The clarity with which Fatah leaders confirmed their traditional positions while Hamas leaders were evasive in responding to them clearly indicates that Hamas is the weakest link in this reconciliation. 

Even though Abbas resorted to the reconciliation as a maneuver after failing to procure the bare minimum of his demands from Benjamin Netanyahu’s government, Hamas was forced into it after losing the Muslim Brotherhood - its primary source of support - and losing Syria and Iran as allies without gaining Qatar.

This means that both sides resorted to the so-called national reconciliation to improve their political positions and not because it is going to serve the Palestinian cause as they made it out to be. It is absolutely impossible to serve this cause in the absence of a clear and specific agreement on the nature of core national principles and how they can be achieved, whether through resistance, negotiations or a compromise between the two. The interest of the Palestinian cause can not be achieved given that one of the parties has been mired in futile negotiations for 20 years and another party fluctuates in its position depending on the regional and international circumstances whereby it calls for resistance but hesitates to practice it since 2006.
The reconciliation that they are touting confirms once again that the PA as an institution with the Oslo Accords as its frame of reference has become a point of consensus between all the parties. They disagree on their share but they do not disagree about it, otherwise, what is the point of Hamas returning to this authority through new elections after trying this path before, which has proved beyond a shadow of a doubt that maneuvering from within this institution is an impossible task?
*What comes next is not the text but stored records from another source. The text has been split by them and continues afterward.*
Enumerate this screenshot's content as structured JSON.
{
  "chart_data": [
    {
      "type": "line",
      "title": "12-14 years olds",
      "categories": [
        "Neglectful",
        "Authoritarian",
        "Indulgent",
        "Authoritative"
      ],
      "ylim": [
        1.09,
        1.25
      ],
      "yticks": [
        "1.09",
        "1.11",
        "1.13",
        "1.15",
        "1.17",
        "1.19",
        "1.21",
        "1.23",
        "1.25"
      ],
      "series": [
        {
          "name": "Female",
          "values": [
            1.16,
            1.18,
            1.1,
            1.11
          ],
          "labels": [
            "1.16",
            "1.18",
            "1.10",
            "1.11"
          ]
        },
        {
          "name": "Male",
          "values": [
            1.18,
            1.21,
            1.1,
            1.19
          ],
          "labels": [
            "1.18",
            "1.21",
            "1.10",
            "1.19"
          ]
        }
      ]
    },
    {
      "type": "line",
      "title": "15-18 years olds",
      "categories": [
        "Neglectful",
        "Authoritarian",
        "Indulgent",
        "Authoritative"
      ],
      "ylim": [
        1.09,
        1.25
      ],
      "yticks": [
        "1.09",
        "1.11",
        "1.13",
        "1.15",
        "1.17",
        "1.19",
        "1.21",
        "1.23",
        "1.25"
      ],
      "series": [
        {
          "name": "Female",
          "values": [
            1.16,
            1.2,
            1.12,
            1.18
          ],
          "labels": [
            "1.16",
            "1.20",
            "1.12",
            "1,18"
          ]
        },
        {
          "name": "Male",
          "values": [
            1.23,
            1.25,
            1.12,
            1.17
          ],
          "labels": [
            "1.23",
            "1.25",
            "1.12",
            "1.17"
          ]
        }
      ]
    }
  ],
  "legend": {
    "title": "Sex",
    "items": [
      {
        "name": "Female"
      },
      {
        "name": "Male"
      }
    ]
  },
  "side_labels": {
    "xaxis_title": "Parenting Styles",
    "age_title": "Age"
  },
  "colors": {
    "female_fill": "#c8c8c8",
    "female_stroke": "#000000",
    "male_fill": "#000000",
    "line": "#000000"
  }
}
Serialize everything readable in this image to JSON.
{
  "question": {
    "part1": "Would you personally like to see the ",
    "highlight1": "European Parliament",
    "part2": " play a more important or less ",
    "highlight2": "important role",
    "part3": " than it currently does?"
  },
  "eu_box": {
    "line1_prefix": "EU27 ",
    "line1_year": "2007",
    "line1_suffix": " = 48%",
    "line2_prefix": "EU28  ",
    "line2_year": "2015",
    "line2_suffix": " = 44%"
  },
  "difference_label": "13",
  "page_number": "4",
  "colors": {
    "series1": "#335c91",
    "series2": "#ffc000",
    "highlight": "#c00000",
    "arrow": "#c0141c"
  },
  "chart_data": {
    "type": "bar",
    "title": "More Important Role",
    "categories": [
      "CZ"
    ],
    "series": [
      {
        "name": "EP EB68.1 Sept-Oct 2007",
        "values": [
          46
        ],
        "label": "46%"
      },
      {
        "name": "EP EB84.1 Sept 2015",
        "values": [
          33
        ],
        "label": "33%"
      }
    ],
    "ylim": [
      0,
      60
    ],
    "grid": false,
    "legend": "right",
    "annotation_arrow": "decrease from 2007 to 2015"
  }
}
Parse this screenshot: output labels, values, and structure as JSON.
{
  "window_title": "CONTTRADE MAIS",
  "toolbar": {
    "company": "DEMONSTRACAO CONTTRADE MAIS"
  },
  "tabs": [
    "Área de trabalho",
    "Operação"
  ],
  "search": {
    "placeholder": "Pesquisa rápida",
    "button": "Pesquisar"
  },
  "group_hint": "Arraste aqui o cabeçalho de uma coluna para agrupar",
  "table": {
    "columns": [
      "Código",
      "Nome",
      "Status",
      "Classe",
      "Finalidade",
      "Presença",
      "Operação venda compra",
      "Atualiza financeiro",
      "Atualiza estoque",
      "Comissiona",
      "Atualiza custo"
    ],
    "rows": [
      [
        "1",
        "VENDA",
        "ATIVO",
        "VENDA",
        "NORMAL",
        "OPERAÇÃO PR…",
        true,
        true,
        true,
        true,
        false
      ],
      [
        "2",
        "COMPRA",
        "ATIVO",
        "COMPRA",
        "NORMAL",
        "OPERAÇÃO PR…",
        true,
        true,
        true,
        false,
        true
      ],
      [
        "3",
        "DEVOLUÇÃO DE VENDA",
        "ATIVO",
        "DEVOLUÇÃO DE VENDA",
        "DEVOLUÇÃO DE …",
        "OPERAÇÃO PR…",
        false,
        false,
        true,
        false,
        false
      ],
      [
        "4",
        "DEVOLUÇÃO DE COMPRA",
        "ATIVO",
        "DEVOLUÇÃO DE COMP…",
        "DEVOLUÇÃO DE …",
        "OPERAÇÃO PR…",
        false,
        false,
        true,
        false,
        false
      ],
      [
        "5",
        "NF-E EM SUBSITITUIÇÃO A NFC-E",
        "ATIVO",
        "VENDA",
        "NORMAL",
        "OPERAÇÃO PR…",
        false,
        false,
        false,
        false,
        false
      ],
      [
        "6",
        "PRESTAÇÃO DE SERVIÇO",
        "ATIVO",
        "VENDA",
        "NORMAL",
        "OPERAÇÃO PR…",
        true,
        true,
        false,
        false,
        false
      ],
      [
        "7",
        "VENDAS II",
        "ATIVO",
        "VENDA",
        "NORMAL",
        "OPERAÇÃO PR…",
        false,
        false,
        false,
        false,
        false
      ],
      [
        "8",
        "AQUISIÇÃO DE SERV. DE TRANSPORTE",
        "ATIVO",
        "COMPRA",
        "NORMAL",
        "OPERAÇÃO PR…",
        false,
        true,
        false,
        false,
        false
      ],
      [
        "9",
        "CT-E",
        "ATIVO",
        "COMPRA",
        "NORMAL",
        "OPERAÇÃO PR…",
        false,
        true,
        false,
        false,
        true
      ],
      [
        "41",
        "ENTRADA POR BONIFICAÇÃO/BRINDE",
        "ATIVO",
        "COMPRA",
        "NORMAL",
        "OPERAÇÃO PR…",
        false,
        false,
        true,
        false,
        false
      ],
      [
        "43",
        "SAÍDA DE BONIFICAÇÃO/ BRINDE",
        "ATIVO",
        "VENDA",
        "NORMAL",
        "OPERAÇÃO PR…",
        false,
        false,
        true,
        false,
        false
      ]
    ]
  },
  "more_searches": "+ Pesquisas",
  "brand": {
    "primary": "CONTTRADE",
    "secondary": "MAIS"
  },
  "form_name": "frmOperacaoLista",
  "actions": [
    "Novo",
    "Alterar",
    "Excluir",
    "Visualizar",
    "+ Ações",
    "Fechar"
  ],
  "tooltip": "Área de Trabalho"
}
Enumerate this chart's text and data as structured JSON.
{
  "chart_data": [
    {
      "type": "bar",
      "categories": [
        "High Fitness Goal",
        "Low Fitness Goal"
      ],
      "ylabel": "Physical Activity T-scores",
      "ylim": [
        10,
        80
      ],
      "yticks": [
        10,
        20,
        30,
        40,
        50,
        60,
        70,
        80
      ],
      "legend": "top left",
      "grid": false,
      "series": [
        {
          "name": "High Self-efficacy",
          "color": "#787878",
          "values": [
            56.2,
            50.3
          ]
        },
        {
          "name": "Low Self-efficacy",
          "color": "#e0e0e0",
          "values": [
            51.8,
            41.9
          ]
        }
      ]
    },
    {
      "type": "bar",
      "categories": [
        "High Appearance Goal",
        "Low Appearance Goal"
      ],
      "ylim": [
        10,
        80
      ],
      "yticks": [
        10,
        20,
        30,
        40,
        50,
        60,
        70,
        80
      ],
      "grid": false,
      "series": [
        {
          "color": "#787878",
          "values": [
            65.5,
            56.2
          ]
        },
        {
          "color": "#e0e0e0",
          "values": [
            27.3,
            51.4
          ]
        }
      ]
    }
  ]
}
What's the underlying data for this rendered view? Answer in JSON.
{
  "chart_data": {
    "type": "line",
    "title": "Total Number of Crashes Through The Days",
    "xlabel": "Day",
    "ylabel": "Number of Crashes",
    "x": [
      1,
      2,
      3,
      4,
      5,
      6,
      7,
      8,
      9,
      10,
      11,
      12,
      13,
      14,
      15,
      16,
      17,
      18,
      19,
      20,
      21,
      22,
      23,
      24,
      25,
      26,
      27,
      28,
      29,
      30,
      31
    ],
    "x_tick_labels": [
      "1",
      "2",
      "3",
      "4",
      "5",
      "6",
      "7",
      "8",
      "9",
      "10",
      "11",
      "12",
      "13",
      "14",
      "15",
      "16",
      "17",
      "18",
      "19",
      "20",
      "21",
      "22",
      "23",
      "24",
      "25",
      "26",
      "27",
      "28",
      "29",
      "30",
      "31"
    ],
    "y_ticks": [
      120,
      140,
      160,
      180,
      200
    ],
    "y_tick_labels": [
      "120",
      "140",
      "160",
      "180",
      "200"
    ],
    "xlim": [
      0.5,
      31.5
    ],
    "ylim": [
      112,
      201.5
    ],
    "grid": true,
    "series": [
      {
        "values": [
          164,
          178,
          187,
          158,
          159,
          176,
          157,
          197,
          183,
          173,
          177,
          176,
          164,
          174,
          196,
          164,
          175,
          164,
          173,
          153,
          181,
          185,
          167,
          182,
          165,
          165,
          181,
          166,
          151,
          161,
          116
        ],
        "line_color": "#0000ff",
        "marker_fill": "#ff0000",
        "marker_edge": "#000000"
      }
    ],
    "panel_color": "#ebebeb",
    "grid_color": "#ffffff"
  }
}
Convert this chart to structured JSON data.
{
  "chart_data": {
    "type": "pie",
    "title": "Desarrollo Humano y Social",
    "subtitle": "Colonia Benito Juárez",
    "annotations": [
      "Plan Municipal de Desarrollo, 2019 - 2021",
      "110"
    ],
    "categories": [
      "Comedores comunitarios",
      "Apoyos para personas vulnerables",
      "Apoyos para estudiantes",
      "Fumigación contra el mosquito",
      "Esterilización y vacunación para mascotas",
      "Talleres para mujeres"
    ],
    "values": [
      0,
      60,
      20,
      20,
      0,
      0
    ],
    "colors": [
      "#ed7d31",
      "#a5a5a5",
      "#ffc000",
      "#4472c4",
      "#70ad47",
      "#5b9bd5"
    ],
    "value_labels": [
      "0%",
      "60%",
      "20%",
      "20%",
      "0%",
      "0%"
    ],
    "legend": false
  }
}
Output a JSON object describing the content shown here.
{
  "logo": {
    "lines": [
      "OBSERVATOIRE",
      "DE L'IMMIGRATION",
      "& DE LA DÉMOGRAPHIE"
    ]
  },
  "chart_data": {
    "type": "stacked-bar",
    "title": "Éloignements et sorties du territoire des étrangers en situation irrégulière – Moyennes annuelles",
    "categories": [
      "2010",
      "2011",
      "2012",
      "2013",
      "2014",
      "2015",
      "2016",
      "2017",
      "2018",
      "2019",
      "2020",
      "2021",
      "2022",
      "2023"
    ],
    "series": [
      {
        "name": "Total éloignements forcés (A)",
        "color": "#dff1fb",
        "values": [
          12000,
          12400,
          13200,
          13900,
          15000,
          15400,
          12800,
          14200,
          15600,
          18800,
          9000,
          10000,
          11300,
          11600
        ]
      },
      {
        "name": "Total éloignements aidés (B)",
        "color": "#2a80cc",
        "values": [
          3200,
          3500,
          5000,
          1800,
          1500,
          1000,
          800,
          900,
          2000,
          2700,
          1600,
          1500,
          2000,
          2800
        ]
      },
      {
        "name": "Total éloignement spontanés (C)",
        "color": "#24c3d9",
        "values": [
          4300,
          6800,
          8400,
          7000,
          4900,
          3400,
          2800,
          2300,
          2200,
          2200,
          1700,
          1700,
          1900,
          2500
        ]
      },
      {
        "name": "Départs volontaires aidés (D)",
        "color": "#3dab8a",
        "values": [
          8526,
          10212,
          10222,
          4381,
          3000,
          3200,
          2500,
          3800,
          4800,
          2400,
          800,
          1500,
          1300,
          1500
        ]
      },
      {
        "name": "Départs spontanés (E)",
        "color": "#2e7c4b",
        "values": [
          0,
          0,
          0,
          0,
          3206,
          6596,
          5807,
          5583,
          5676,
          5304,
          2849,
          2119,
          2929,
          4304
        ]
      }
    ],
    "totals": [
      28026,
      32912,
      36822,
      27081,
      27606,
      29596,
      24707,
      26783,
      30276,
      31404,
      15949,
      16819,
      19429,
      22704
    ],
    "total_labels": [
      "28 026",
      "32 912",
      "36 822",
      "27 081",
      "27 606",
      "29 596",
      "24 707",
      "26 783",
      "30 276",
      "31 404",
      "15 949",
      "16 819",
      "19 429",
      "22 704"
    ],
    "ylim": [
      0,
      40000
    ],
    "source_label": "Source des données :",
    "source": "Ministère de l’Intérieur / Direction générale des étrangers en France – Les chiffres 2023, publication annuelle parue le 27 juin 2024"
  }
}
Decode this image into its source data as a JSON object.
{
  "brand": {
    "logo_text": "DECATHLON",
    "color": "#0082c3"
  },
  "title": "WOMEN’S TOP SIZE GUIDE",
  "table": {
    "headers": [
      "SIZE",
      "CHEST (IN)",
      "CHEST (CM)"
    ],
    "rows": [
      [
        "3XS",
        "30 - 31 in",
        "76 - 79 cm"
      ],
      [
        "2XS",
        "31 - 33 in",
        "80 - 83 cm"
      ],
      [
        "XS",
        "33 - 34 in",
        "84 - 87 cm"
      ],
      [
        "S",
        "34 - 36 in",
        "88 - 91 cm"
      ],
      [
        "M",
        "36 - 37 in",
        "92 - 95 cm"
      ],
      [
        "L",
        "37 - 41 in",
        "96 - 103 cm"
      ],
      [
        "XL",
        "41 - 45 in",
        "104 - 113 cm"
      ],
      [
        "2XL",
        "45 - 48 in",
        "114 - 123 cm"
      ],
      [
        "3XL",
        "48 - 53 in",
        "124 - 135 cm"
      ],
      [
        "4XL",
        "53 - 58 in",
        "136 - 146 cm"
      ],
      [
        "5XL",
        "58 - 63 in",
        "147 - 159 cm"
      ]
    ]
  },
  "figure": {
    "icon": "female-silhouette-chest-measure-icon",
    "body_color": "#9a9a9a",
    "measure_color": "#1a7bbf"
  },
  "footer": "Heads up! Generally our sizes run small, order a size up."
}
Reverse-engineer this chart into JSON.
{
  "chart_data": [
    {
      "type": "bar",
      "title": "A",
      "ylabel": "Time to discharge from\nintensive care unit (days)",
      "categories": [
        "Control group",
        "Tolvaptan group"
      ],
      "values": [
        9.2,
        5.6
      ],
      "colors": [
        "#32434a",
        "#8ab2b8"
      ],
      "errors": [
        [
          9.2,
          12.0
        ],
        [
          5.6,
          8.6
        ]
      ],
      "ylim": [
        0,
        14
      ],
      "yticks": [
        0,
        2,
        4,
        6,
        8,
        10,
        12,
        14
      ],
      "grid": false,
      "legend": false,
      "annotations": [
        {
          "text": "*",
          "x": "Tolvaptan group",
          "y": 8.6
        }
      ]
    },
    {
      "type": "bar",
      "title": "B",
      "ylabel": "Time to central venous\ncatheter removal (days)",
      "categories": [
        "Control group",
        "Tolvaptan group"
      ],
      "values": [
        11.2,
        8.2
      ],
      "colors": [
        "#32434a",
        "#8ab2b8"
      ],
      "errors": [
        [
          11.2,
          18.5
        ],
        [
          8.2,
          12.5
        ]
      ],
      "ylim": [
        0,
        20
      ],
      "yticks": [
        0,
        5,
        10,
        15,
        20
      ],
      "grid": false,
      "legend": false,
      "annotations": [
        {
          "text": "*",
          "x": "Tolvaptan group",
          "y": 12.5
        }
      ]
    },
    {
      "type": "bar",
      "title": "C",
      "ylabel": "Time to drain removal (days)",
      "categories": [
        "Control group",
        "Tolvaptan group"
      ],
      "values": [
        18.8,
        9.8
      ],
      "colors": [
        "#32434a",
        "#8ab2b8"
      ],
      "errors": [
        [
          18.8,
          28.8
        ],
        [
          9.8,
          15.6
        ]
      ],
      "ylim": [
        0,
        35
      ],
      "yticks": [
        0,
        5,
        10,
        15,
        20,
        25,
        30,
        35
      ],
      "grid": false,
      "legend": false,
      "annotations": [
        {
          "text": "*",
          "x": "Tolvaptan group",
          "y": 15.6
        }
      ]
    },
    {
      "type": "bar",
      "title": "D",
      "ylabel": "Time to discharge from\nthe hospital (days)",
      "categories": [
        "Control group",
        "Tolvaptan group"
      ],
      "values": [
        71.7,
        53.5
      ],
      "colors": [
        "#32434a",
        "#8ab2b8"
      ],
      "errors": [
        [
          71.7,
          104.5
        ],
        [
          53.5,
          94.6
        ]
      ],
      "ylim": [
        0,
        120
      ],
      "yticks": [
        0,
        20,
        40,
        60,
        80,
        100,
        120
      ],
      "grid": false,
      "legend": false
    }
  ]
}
If it justified its participation in the 2006 elections by the death of the Oslo Accords during the second Intifada, what is their justification this time? 
How can Abbas threaten to hand over the keys of this authority at a time when he will call on the Palestinian people tomorrow to renew its legitimacy?
Had Abbas been serious about his threat, he would have used the national reconciliation agreement as an opportunity to call on all the Palestinian parties to embark on an open national workshop aimed at formulating scenarios and alternatives for the post-PA era. 


If Hamas still adheres to the idea of historic Palestine, it would have refused to go through reconciliation on the basis of elections governed by the Oslo Accords.
But having all these questions lingering without answers, especially from Hamas, indicates that what happened in the Gaza Strip yesterday is nothing but a show, a form of political adolescence and hypocrisy practiced by the leaders of both sides against the Palestinian people. It is also a matter of divvying up interests and not ending the split. But even if we agree that this reconciliation truly ends the division, then it is doubtlessly at the expense of the Palestinian cause and its core principles.
This article is an edited translation from the Arabic Edition.